Much like in the real world, security experts advise victims not to give in to extortion demands.
In the long-running best seller on crime and self-protection, The Gift of Fear, author and crime consultant Gavin de Becker advises individuals threatened with extortion not to pay, a main reason being that it involves entering into a contract with a party that victims have little reason to trust.
The past year has seen an uptick in the number of high-profile cyber extortion incidents companies faced. Just recently, the Virginia Department of Health Professions received a note demanding $10 million for the return of millions of patient records.
When contacted by victims and asked for advice, law enforcement personnel will also advise against capitulation, says Ed Skoudis, a senior security consultant with Washington-based consulting firm InGuardians who has worked with cyber extortion victims.
But threatened companies can face complex issues, one of which is that the stolen data frequently belongs to other people. Another challenge is that victims are frequently given little time to decide.
Contingency planning can help with the latter problem. Companies can map a general reaction strategy before they face an incident, Skoudis says.
“Cyber extortion seems to be increasing based just on the stories we are hearing,” said Mark Grantz, a U.S. Secret Service special agent, speaking at a recent cybercrime panel in Washington, D.C. But statistics are hard to find because many incidents are kept private, he said.
Cyber extortion is believed to be a “large” segment of cybercrime, says Alan Paller, president of the Bethesda, Maryland-based SANS Institute. Most frequently, extortionists threaten to release stolen data or shut down a Web site, he says.

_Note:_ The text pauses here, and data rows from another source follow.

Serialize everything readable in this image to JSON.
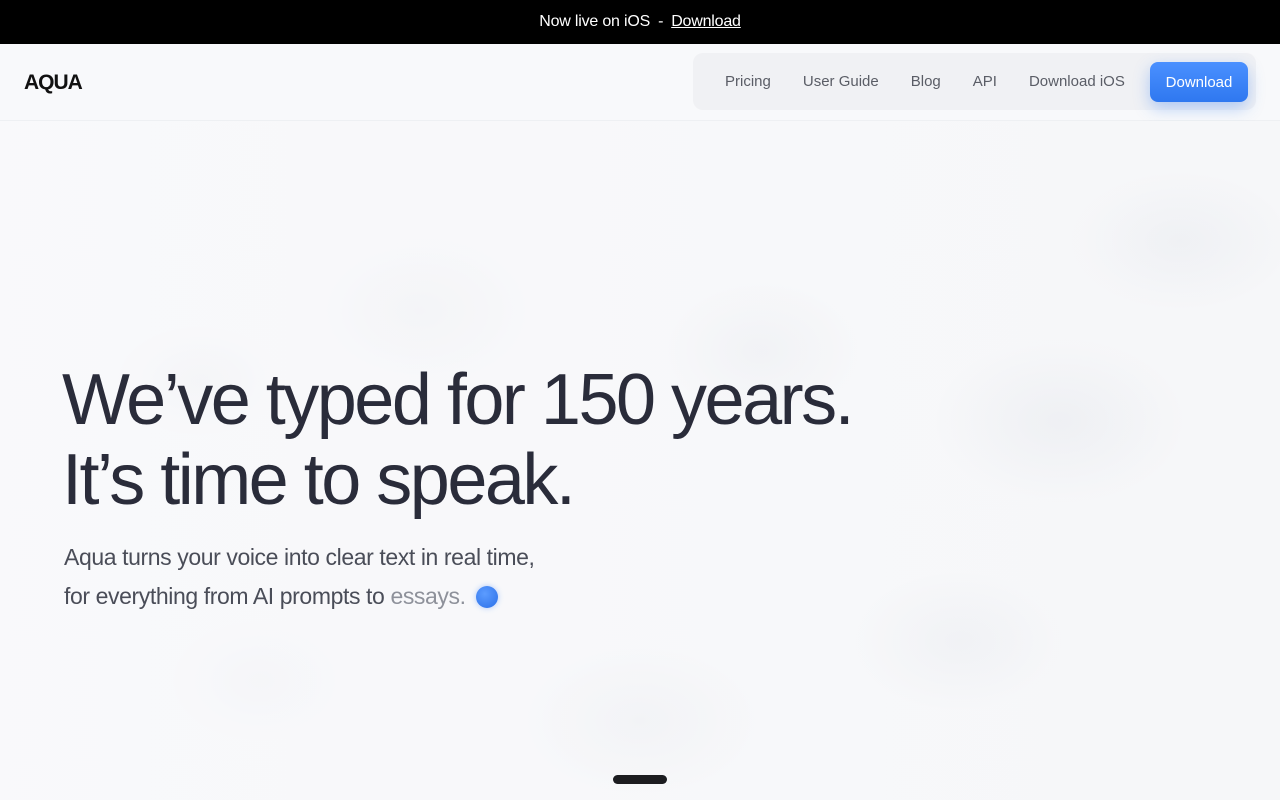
{
  "announcement": {
    "text": "Now live on iOS",
    "separator": "-",
    "link_label": "Download"
  },
  "header": {
    "logo": "AQUA",
    "nav": [
      {
        "label": "Pricing"
      },
      {
        "label": "User Guide"
      },
      {
        "label": "Blog"
      },
      {
        "label": "API"
      },
      {
        "label": "Download iOS"
      }
    ],
    "cta_label": "Download"
  },
  "hero": {
    "headline_line1": "We’ve typed for 150 years.",
    "headline_line2": "It’s time to speak.",
    "subtitle_line1": "Aqua turns your voice into clear text in real time,",
    "subtitle_line2_prefix": "for everything from AI prompts to",
    "subtitle_line2_typing": "essays.",
    "indicator_icon": "recording-dot-icon"
  },
  "colors": {
    "accent": "#3b82f6",
    "announcement_bg": "#000000",
    "headline": "#2a2c3a"
  }
}
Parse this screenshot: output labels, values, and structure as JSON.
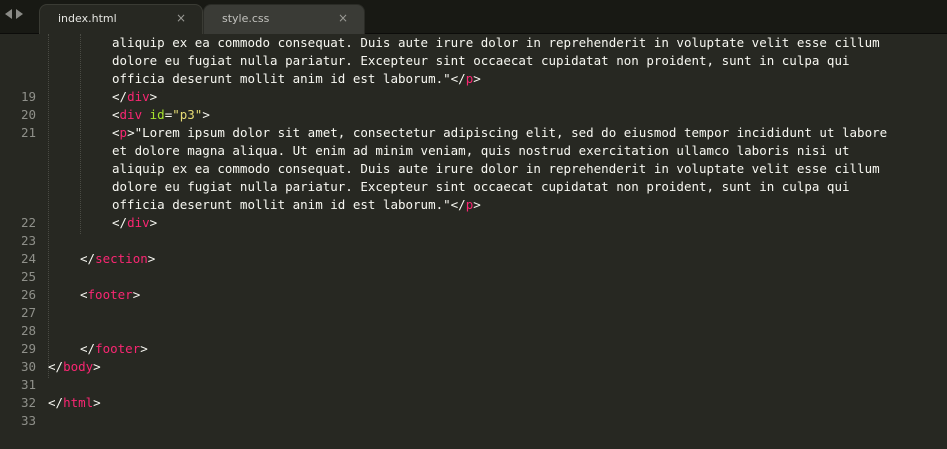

Companies should begin crafting their basic strategy by choosing a decision maker, Skoudis says. This person is typically an executive, such as a chief executive officer or a chief operating officer. “It will be hard enough to make the decision,” in the heat of the moment, Skoudis says. “The last thing you want is to have to decide who will make it.”
Skoudis then advises identifying and perhaps contacting a savvy cybercrime attorney, knowledgeable on relevant subjects, including intellectual property and the value and protection of personally identifiable information. Companies should also ensure that such an attorney is available during a possible incident to “talk through the issues.” Locating an attorney could be challenging if a company has under 24 hours, he says.
It could also make sense to contact a public relations firm with relevant experience, he says. In addition, organizations should identify someone with a proper technical background who can help verify a claim’s validity. The legal, public relations, and technical aspects can be considered a “three-legged stool,” he says.
The decision will be based mainly on facts on the ground, Skoudis says. A principal issue is threat credibility. Extortionists typically provide sample data or screen shots demonstrating access, he says.
Another big consideration is the potential damage and how many people could be hurt. But damages can be hard to calculate, Skoudis says. Exposing certain records and data can cause individuals considerable pain.
Companies should also discuss ideas with law enforcement, he says. But companies are legally entitled to make the decision on payment themselves, he says.
There is not a great deal that companies can do in advance of an incident, but a general plan identifying decision makers and decision-making parameters could help the company if it is faced with an incident, he says.